Flucht, Fluchtursachen, Zuwanderung und Integration - darüber diskutiert derzeit ganz Europa. Shida Bazyar (Jahrgang 1988) gibt uns für unsere Debatten mit ihrem druckfrischen Roman "Nachts ist es leise in Teheran" eine weitere Familiengeschichte zum Nachdenken und -fühlen an die Hand. Die Autorin erzählt die Geschichte einer deutsch-iranischen Familie, indem sie jedes Mitglied in einem Kapitel zu Wort kommen lässt.

Den Anfang macht der Vater. Behsads Bericht spielt im Jahr der iranischen Revolution, 1979. Er ist ein vom Kommunismus überzeugter Verfechter der Revolution. Stück für Stück wächst in ihm die Erkenntnis, dass der religiöse Führer Chomeini keineswegs der richtige Verbündete für die kommunistische Revolution war. Der Schah von Persien ist vertrieben und dennoch ist das Morden nicht zu Ende. Im Gegenteil, die religiösen Wächter jagen nicht nur die Anhänger des alten Regimes, sondern auch die ehemaligen Verbündeten. Als auch der beste Freund ins Visier der Staatsmacht gerät, flieht Behsad mit Frau und zwei kleinen Kindernn nach Deutschland.

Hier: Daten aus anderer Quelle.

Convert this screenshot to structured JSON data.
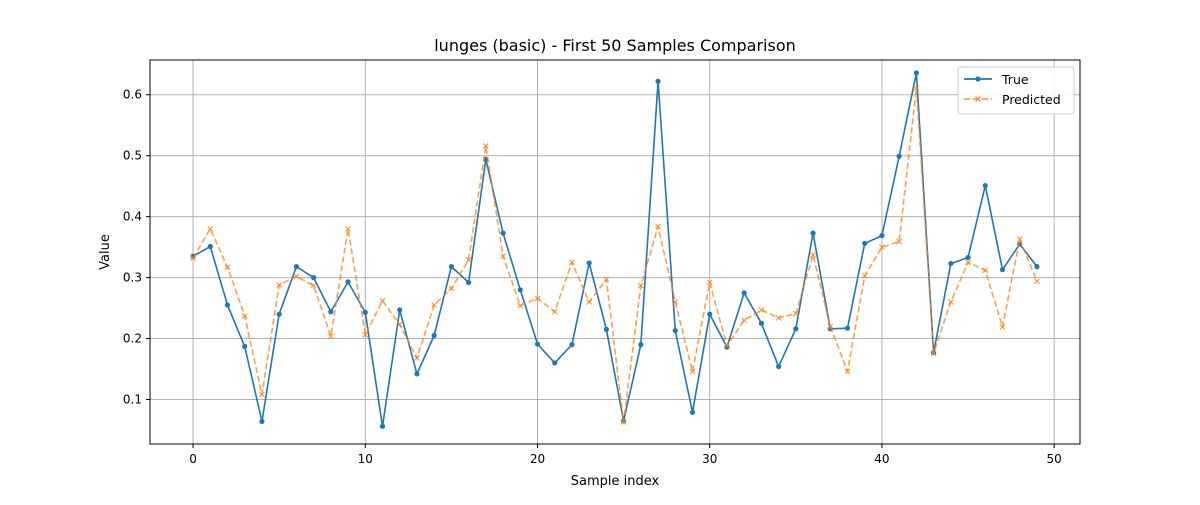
{
  "chart_data": {
    "type": "line",
    "title": "lunges (basic) - First 50 Samples Comparison",
    "xlabel": "Sample index",
    "ylabel": "Value",
    "xlim": [
      -2.5,
      51.5
    ],
    "ylim": [
      0.027,
      0.657
    ],
    "xticks": [
      0,
      10,
      20,
      30,
      40,
      50
    ],
    "yticks": [
      0.1,
      0.2,
      0.3,
      0.4,
      0.5,
      0.6
    ],
    "xtick_labels": [
      "0",
      "10",
      "20",
      "30",
      "40",
      "50"
    ],
    "ytick_labels": [
      "0.1",
      "0.2",
      "0.3",
      "0.4",
      "0.5",
      "0.6"
    ],
    "grid": true,
    "legend_position": "top-right",
    "x": [
      0,
      1,
      2,
      3,
      4,
      5,
      6,
      7,
      8,
      9,
      10,
      11,
      12,
      13,
      14,
      15,
      16,
      17,
      18,
      19,
      20,
      21,
      22,
      23,
      24,
      25,
      26,
      27,
      28,
      29,
      30,
      31,
      32,
      33,
      34,
      35,
      36,
      37,
      38,
      39,
      40,
      41,
      42,
      43,
      44,
      45,
      46,
      47,
      48,
      49
    ],
    "series": [
      {
        "name": "True",
        "color": "#1f77b4",
        "style": "solid",
        "marker": "dot",
        "values": [
          0.335,
          0.351,
          0.255,
          0.187,
          0.064,
          0.24,
          0.318,
          0.3,
          0.244,
          0.293,
          0.243,
          0.056,
          0.247,
          0.142,
          0.205,
          0.318,
          0.292,
          0.494,
          0.373,
          0.28,
          0.191,
          0.16,
          0.19,
          0.324,
          0.215,
          0.065,
          0.19,
          0.622,
          0.213,
          0.079,
          0.24,
          0.186,
          0.275,
          0.225,
          0.154,
          0.216,
          0.373,
          0.216,
          0.217,
          0.356,
          0.369,
          0.499,
          0.636,
          0.177,
          0.323,
          0.333,
          0.451,
          0.313,
          0.355,
          0.318
        ]
      },
      {
        "name": "Predicted",
        "color": "#ff7f0e",
        "style": "dashed",
        "marker": "x",
        "values": [
          0.332,
          0.38,
          0.317,
          0.237,
          0.108,
          0.288,
          0.302,
          0.287,
          0.204,
          0.38,
          0.206,
          0.262,
          0.223,
          0.168,
          0.255,
          0.282,
          0.329,
          0.516,
          0.335,
          0.254,
          0.266,
          0.244,
          0.325,
          0.26,
          0.297,
          0.063,
          0.287,
          0.384,
          0.26,
          0.146,
          0.292,
          0.188,
          0.23,
          0.247,
          0.234,
          0.241,
          0.337,
          0.22,
          0.146,
          0.303,
          0.35,
          0.359,
          0.611,
          0.176,
          0.26,
          0.325,
          0.312,
          0.219,
          0.363,
          0.294
        ]
      }
    ]
  }
}
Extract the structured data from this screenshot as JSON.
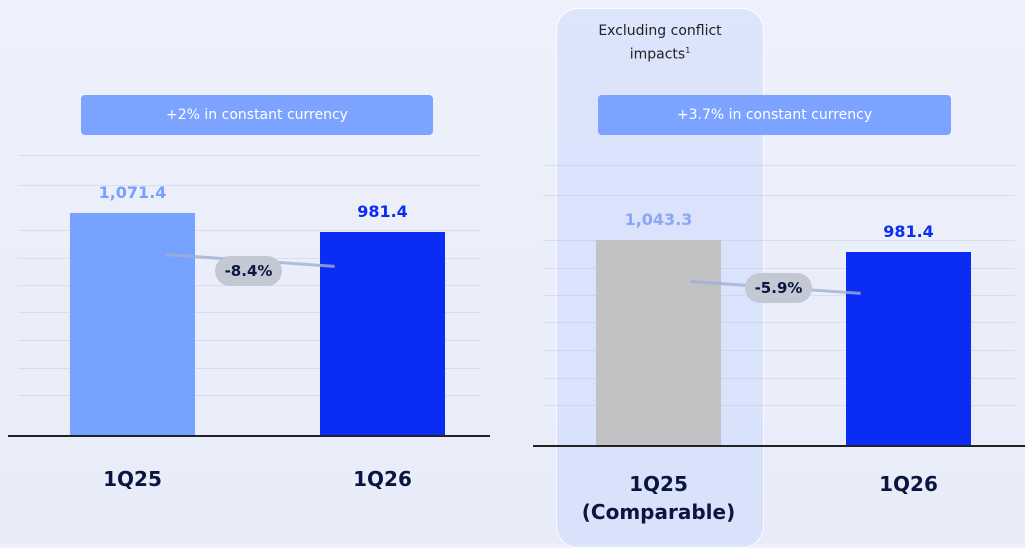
{
  "chart_data": [
    {
      "type": "bar",
      "banner": "+2% in constant currency",
      "categories": [
        "1Q25",
        "1Q26"
      ],
      "values": [
        1071.4,
        981.4
      ],
      "value_labels": [
        "1,071.4",
        "981.4"
      ],
      "colors": [
        "#76a1ff",
        "#0a2cf5"
      ],
      "label_colors": [
        "#76a1ff",
        "#0a2cf5"
      ],
      "change_label": "-8.4%"
    },
    {
      "type": "bar",
      "note": "Excluding conflict impacts",
      "note_ref": "1",
      "banner": "+3.7% in constant currency",
      "categories": [
        "1Q25 (Comparable)",
        "1Q26"
      ],
      "values": [
        1043.3,
        981.4
      ],
      "value_labels": [
        "1,043.3",
        "981.4"
      ],
      "colors": [
        "#c2c2c4",
        "#0a2cf5"
      ],
      "label_colors": [
        "#8ba6f2",
        "#0a2cf5"
      ],
      "change_label": "-5.9%"
    }
  ]
}
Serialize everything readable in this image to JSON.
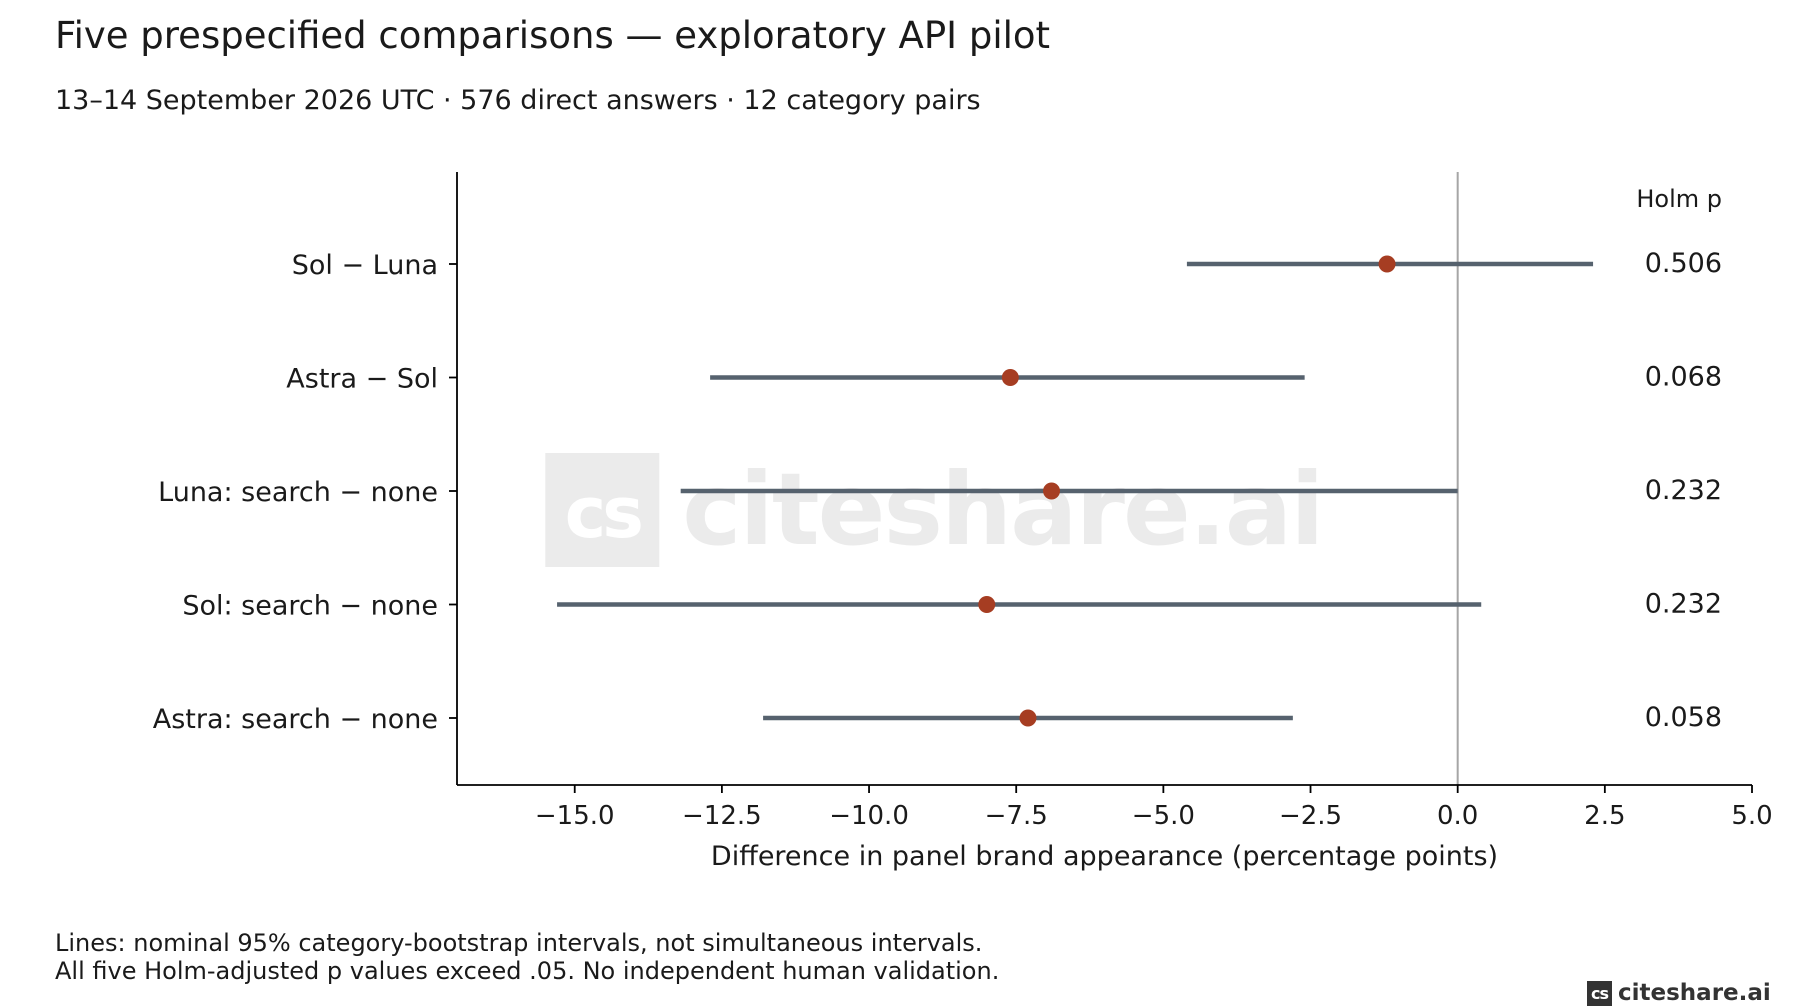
{
  "title": "Five prespecified comparisons — exploratory API pilot",
  "subtitle": "13–14 September 2026 UTC · 576 direct answers · 12 category pairs",
  "notes": {
    "line1": "Lines: nominal 95% category-bootstrap intervals, not simultaneous intervals.",
    "line2": "All five Holm-adjusted p values exceed .05. No independent human validation."
  },
  "watermark": {
    "mark": "cs",
    "text": "citeshare.ai"
  },
  "brand": {
    "mark": "cs",
    "text": "citeshare.ai"
  },
  "colors": {
    "point": "#a63d22",
    "interval": "#56626e",
    "zero_line": "#a6a6a6",
    "axis": "#000000",
    "watermark": "#d9d9d9"
  },
  "chart_data": {
    "type": "forest",
    "xlabel": "Difference in panel brand appearance (percentage points)",
    "xlim": [
      -17,
      5
    ],
    "xticks": [
      -15.0,
      -12.5,
      -10.0,
      -7.5,
      -5.0,
      -2.5,
      0.0,
      2.5,
      5.0
    ],
    "xtick_labels": [
      "−15.0",
      "−12.5",
      "−10.0",
      "−7.5",
      "−5.0",
      "−2.5",
      "0.0",
      "2.5",
      "5.0"
    ],
    "reference_line": 0,
    "p_header": "Holm p",
    "rows": [
      {
        "label": "Sol − Luna",
        "estimate": -1.2,
        "lower": -4.6,
        "upper": 2.3,
        "p": "0.506"
      },
      {
        "label": "Astra − Sol",
        "estimate": -7.6,
        "lower": -12.7,
        "upper": -2.6,
        "p": "0.068"
      },
      {
        "label": "Luna: search − none",
        "estimate": -6.9,
        "lower": -13.2,
        "upper": 0.0,
        "p": "0.232"
      },
      {
        "label": "Sol: search − none",
        "estimate": -8.0,
        "lower": -15.3,
        "upper": 0.4,
        "p": "0.232"
      },
      {
        "label": "Astra: search − none",
        "estimate": -7.3,
        "lower": -11.8,
        "upper": -2.8,
        "p": "0.058"
      }
    ]
  }
}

Seine Frau, Nahid, setzt den Roman im Jahr 1989 fort. Sie berichtet von ihrer Zuwanderung nach Deutschland: Die ersten schrecklichen Wochen im Asylbewerberheim werden ebenso greifbar wie die vielen Monate der Ungewissheit, ob der Antrag auf Asyl angenommen oder abgelehnt wird. Nahid fremdelt mit den wohlmeinenden linken Freunden wie mit den sie ablehnenden Vermietern oder Nachbarn. Dennoch beißt sie sich durch. Absolviert trotz eines dritten Kindes ihr Studium und fasst Fuß innerhalb der deutschen Gesellschaft. Doch die Sehnsucht, es möge sich etwas in der alten Heimat zum Guten verändern, ist riesig. Denn die Sorge um die Dageblieben ist enorm groß.

Gemeinsam mit ihrer ältesten Tochter, die den Iran im Alter von vier Jahren verlassen musste, reist Nahid 1999 in den Iran. Laleh erzählt aus der Persepektive des 16-jährigen Teenagers ihr Zusammentreffen mit den Verwandten, an die sie nur eine dunkle Erinnerung aus den Kindertagen hat. Ihr Leben lang wird sie den Kontakt zu ihnen halten, und eine tiefe Sehnsucht nach der Großfamilie empfinden.

Mo, ihr drei Jahre jüngerer Bruder, scheint hingegen kaum noch einen Bezug zum Iran zu haben. Er kann Persisch sprechen, aber nicht lesen oder schreiben. Mo ist ein Student von 23 Jahren, als 2009 die "grüne" Protestbewegung in den Straßen Teherans die internationale Medienaufmerksamkeit auf sich zieht. Sein Cousin, der sich an den Protesten beteilgt hat, verschwindet für ein paar Tage in der Haft. Das alles berührt Mo, aber eigentlich wünscht er sich vor allem Veränderungen im Iran, damit seine Eltern aus ihrer Starre, ihrer Warteposition aufwachen.

Im Epilog kommt schließlich die jüngste Tochter zu Wort. Taras Kapitel spielt in einer unbestimmten Zukunft, in der die erlösende Nachricht vom friedlichen Sturz der Diktatur im Iran die Runde macht.

Shida Bazyar ist ein wunderbares Buch gelungen. Es öffnet Erkenntnisstore in den Iran und in die iranische Gemeinschaft in Deutschland.